Miranda Johnson, University of Sydney
Renee Sylvain, University of Guelph
Yanna P. Yannakakis, Emory University
Session Abstract
On the face of it, ethnohistory and legal history are at odds in terms of their objectives, geographical scales, and methods. In this era of the transnational, imperial, and global historical turn, indigenous histories’ grounded-ness in the local, ethnographic, or microhistorical proves a liability in the eyes of practitioners of other fields. This is especially true in the field of legal history, which according to recent calls to action and state-of-the-field-manifestoes, aspires to be global. Meanwhile, scholars in Ethnohistory and Indigenous Studies are developing ever more sophisticated methods for reconstructing native ontologies of law, rooted in indigenous knowledge, symbols, and practice. How should scholars of native law approach their work and navigate a disciplinary imperative for intelligibility without compromising the integrity of the local story?

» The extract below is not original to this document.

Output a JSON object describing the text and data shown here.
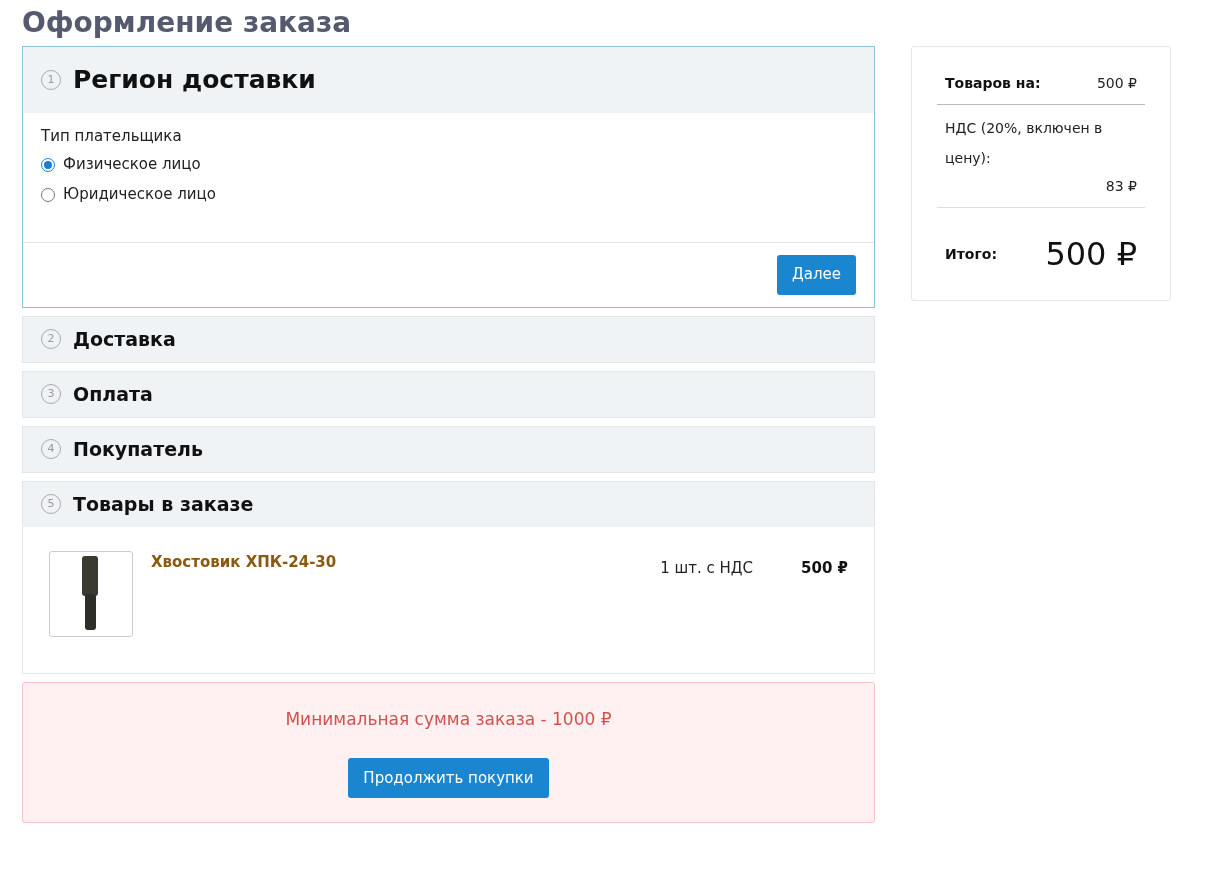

The ethics of representation also animates this roundtable. How should indigenous legal history be researched, written, and represented? Who is the audience for such histories? Are these questions equally incumbent upon scholars of distant versus recent pasts? Scholars working in earlier periods need to develop more concrete, grounded understandings of how native people understood, produced, and practiced law and justice. We also need clearer methodologies for recovering those understandings from archives that privilege imperial, often European, concepts of law, authority, and territory. Scholars working in more recent temporalities face the ethical imperative of collaborating with native communities, and of interdisciplinary engagement with anthropology, Indigenous Studies, Cultural Studies, and other related fields.